Caso real
A consulta de terça que custou o emprego
3 min de leitura Por Guilherme Pallesi
O que você vai ler não aconteceu com uma pessoa. É um enredo composto, montado a partir de muitos relatos que chegam repetindo o mesmo desenho. Não tem nome, não tem cidade, não tem idade, não tem o nome de nenhuma empresa e não tem foto. Escrevo assim de propósito, e explico o motivo no fim.
O desenho que se repete
Uma mulher trabalha de carteira assinada. Tem um filho com deficiência. A rotina do filho não é uma consulta por ano: é terapia em dia útil, em horário comercial, no serviço que aceitou atender, que quase nunca é o mais perto de casa.
Ela avisa a chefia desde o começo. Leva atestado sempre. Nos primeiros meses, ninguém diz nada. Depois alguém começa a contar. A frase que ela ouve é sempre a mesma, e nunca vem por escrito: você falta demais.
Então ela passa a marcar terapia na hora do almoço e a compensar de noite, num arranjo que não está escrito em lugar nenhum e que pode ser desfeito no dia em que a chefia mudar. Ainda assim a criança tem crise, o serviço remarca, o transporte atrasa. A vida de quem cuida não caber na agenda de quem não cuida não é falha de organização dela.
Vem a advertência. Depois a mudança de função, apresentada como um favor, porque a área nova seria mais tranquila para ela. Depois o corte. No documento da demissão não aparece uma palavra sobre o filho, porque ninguém escreve isso.
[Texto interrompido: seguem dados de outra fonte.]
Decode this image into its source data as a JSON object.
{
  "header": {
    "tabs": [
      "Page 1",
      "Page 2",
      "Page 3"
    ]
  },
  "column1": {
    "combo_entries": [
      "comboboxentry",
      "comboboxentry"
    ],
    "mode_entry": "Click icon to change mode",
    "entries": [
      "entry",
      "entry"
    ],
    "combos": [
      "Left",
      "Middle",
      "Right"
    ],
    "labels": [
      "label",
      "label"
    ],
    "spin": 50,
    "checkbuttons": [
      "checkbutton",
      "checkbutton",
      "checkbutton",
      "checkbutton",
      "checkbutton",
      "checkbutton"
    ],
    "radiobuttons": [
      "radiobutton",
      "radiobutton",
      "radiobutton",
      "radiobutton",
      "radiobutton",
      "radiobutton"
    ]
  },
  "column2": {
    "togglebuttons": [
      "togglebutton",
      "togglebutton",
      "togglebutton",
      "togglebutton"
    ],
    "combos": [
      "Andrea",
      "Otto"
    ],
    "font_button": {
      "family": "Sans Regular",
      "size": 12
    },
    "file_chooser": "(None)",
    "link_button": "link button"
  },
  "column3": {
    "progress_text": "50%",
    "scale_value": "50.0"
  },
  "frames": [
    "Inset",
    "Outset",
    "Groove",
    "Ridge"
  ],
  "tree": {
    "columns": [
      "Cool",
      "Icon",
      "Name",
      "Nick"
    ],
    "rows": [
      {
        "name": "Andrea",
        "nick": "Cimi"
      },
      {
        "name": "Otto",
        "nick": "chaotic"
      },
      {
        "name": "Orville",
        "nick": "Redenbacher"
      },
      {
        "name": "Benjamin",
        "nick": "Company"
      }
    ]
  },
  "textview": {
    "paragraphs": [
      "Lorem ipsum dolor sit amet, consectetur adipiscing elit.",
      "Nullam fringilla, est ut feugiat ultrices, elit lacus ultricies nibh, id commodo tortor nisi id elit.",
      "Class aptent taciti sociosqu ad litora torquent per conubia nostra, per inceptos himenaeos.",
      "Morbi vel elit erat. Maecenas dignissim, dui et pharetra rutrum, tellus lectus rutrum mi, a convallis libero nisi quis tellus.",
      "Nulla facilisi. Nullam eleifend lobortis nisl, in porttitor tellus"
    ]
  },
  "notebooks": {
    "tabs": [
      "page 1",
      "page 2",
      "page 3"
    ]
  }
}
Meses depois ela continua sem carteira assinada. Na entrevista, a pergunta sobre disponibilidade de horário chega antes de qualquer pergunta sobre o que ela sabe fazer, e a resposta honesta encerra o assunto.
Onde a lei de hoje para
Quando eu conto uma história assim em vídeo, aparece sempre a mesma resposta: então ela devia processar. Talvez. Mas processo custa tempo, dinheiro e cabeça, e quem cuida de alguém 24 horas por dia não tem sobra de nenhum dos três.
E o problema é anterior ao processo. A lei de hoje trata a ausência para cuidar como exceção pontual, contada em dias por ano. Quem acompanha um tratamento contínuo vai ao serviço de saúde várias vezes por mês, durante anos. A conta não fecha, e a diferença é paga com o emprego de quem cuida.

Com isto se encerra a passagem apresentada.